NLTK Wordnet Synset用于单词短语

Question

I'm working with the Python NLTK Wordnet API. I'm trying to find the best synset that represents a group of words.

If I need to find the best synset for something like "school & office supplies", I'm not sure how to go about this. So far I've tried finding the synsets for the individual words and then computing the best lowest common hypernym like this:

def find_best_synset(category_name):
    text = word_tokenize(category_name)
    tags = pos_tag(text)

    node_synsets = []
    for word, tag in tags:
        pos = get_wordnet_pos(tag)
        if not pos:
            continue
        node_synsets.append(wordnet.synsets(word, pos=pos))

    max_score = 0
    max_synset = None
    max_combination = None
    for combination in itertools.product(*node_synsets):
        for test in itertools.combinations(combination, 2):
            score = wordnet.path_similarity(test[0], test[1])
            if score > max_score:
                max_score = score
                max_combination = test
                max_synset = test[0].lowest_common_hypernyms(test[1])
    return max_synset

However this doesn't work very well plus it is very costly.
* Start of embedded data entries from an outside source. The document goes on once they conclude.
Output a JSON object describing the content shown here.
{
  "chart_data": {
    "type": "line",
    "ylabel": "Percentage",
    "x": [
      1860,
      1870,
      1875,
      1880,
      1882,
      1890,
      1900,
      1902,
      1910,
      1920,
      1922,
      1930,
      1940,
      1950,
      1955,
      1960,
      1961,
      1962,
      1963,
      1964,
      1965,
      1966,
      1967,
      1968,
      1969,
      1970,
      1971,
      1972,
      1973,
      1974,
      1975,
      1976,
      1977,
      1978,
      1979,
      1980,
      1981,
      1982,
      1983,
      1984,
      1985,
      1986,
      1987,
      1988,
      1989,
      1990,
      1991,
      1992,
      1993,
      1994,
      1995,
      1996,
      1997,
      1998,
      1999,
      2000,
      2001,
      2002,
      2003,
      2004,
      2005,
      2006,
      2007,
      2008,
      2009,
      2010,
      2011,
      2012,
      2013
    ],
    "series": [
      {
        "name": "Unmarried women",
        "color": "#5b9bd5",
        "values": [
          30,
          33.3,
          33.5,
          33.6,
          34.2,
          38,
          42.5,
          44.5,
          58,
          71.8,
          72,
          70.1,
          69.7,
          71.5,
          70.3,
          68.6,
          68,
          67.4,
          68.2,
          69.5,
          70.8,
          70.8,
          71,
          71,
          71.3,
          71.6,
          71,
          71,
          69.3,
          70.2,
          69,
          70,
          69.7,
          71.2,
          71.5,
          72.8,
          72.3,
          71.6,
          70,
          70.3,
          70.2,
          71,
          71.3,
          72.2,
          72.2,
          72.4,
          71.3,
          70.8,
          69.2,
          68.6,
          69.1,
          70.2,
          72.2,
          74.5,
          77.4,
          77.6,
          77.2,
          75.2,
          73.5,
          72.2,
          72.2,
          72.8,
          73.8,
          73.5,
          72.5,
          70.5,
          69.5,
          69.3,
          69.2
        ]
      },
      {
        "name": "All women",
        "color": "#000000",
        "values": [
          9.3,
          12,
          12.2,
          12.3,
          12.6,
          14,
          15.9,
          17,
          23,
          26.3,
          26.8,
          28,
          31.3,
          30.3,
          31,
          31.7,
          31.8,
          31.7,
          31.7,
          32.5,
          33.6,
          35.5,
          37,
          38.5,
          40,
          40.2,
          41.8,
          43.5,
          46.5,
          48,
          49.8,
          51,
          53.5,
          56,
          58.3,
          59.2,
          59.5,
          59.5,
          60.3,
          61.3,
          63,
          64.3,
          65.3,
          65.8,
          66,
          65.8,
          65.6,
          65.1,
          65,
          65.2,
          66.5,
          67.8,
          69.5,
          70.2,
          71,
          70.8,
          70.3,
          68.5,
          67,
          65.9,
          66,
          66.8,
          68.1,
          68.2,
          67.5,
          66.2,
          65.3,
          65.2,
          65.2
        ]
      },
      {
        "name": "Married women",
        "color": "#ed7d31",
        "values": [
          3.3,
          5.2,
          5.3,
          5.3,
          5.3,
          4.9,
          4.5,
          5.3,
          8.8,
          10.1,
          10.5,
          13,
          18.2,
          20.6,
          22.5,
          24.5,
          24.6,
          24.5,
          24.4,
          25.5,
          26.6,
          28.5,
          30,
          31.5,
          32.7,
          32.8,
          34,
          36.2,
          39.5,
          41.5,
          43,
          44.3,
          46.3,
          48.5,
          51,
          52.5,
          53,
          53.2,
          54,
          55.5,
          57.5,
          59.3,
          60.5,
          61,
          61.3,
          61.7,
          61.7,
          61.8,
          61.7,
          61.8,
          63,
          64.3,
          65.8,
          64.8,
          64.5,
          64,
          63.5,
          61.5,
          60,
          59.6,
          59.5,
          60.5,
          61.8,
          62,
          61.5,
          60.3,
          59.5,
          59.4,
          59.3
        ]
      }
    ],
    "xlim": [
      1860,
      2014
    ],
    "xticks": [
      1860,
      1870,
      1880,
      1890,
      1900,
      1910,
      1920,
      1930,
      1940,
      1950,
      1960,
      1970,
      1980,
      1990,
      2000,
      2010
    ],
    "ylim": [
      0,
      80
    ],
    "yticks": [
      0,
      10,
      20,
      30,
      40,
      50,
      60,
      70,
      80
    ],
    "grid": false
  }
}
Are there any ways to figure out which synset best represents multiple words together?

Thanks for your help!

Answer 1

Apart from what I said in the comments already, I think the way you select the best hyperonym might be flawed. The synset you end up with is not the lowest common hyperonym of all words, but only that of two of them.
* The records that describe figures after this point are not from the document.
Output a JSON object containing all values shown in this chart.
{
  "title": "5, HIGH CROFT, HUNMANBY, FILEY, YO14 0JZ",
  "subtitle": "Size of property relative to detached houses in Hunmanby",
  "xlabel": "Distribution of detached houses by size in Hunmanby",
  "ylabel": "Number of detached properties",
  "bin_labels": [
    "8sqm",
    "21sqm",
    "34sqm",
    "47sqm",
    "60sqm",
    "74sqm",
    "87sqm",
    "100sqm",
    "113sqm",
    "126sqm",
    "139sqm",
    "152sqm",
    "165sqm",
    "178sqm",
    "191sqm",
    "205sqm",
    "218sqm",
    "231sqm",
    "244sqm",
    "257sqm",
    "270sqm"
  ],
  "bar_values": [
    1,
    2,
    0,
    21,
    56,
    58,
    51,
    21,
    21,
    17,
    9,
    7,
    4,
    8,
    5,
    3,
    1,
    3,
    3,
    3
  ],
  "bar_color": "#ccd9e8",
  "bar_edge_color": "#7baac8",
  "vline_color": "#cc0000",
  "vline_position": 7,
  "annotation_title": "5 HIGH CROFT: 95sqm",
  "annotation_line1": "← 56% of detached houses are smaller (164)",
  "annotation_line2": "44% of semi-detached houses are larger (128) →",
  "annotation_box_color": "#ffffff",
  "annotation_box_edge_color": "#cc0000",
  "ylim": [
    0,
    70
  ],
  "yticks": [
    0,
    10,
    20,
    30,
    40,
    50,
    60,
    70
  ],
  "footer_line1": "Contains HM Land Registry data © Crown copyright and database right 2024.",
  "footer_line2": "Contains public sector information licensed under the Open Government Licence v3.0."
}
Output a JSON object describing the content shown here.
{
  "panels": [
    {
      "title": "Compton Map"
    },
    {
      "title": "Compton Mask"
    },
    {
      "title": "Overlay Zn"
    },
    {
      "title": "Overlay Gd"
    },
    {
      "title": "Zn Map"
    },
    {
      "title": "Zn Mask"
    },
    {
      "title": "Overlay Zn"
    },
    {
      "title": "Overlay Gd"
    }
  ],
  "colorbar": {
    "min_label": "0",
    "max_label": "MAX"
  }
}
Let's stick with your example of "school & office supplies". For each word in the expression you get a number of synsets. So the variable node_synsets will look something like the following:

[[school_1, school_2], [office_1, office_2, office_3], [supply_1]]

In this example, there are 6 ways to combine each synset with any of the others:

[(school_1, office_1, supply_1),
 (school_1, office_2, supply_1),
 (school_1, office_3, supply_1),
 (school_2, office_1, supply_1),
 (school_2, office_2, supply_1),
 (school_2, office_3, supply_1)]

These triples are what you iterate over in the outer for loop (with itertools.product ). If the expression has 4 words, you would iterate over quadruples, with 5 it's quintuples, etc.

Now, with the inner for loop, you pair off each triple. The first one is:

[(school_1, office_1),
 (school_1, supply_1),
 (office_1, supply_1)]

... and you determine the lowest hyperonym among each pair. So in the end you get the lowest hyperonym of, say, school_2 and office_1 , which might be some kind of institution. This is probably not very meaningful, as it doesn't consider any synset of the last word.

Maybe you should try to find the lowest common hyperonym of all three words, in each combination of their synsets, and take the one scoring best among them.